Мысль втягивать в это дело знакомых претила ему. Пожалуй, назначенный ему общественный адвокат сойдет на этот случай. На этот случай? Аксель по-прежнему думал, что все это закончится сегодня ночью, уж во всяком случае на следующий день. Он представил себе свою клинику. У него же пациенты, которыми необходимо заниматься! Но уже возникла догадка, что все будет не так.
Фамилия защитника была Эльтон. Щуплый мужичок одного с ним возраста, в прямоугольных очках, в облегающей рубашке, которая пошла бы молодому человеку лет на двадцать моложе. И голос у него был тоненький. Акселю был необходим человек, который может взять штурвал в свои руки, чтобы сам он мог спокойно залечь на дно и не высовываться выше борта, пока они благополучно не причалят в гавани. Эльтон никоим образом не походил на шкипера, но бумаги по делу он раздобыл и споро их пролистал. После чего заявил с убежденностью:
— Будем надеяться, что у них больше ничего нет, Аксель. Мне представляется, что они тут блефуют. И если это так, то скоро вы сможете отправиться на все четыре стороны как свободный человек.
На следующем допросе младшего инспектора полиции Нурбакка сменила женщина. Она говорила на бергенском диалекте и была довольно красива, и оба этих обстоятельства успокаивающе подействовали на Акселя. Ему понравился тембр ее голоса. К тому же ей досталась в наследство роль доброго следователя: она заново прочитала ему все права, которыми он, как обвиняемый, обладал. Ее имени он не запомнил.

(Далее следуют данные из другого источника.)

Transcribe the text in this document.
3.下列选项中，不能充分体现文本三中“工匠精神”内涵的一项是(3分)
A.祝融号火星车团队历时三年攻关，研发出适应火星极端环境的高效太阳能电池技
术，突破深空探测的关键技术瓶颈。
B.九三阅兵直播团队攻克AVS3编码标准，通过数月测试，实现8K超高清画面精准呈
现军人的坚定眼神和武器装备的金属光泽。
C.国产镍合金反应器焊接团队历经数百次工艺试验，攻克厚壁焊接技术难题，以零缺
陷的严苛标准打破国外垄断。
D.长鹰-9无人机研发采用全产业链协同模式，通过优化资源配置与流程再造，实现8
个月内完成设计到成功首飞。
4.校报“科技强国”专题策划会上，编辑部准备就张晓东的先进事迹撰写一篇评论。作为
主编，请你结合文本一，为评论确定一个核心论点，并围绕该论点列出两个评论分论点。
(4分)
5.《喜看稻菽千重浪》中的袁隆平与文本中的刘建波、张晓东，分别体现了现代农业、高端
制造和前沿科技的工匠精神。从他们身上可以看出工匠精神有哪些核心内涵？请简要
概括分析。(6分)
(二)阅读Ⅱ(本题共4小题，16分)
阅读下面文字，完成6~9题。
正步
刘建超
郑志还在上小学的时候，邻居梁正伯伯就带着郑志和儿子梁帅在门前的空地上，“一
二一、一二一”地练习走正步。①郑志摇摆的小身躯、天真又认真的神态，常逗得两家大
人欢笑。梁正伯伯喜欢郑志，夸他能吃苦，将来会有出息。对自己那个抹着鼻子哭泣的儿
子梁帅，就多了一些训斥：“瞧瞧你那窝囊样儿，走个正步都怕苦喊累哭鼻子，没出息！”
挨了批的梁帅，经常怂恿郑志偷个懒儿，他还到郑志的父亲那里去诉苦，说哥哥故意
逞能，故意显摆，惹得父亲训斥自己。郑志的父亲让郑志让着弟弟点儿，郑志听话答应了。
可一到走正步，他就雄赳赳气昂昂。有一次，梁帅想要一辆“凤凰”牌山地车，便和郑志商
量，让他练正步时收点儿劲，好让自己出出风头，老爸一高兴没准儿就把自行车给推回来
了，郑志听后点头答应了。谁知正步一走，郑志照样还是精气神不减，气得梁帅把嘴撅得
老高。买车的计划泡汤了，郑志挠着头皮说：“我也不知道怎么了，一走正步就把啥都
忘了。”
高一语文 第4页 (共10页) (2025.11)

Викен продолжил с того места, где они прервались пару часов тому назад. Почему семья отвергла его брата? Почему Аксель за все эти годы не сумел наладить с ним контакт? Кто мог бы подтвердить, что он действительно существовал? Ни один из его вопросов не заставил Эльтона вмешаться, но он пожелал знать, почему следствие не попыталось найти сведения об этом брате в Госреестре населения. Получив разъяснение, он посоветовал своему клиенту ответить на эти вопросы как можно более полно.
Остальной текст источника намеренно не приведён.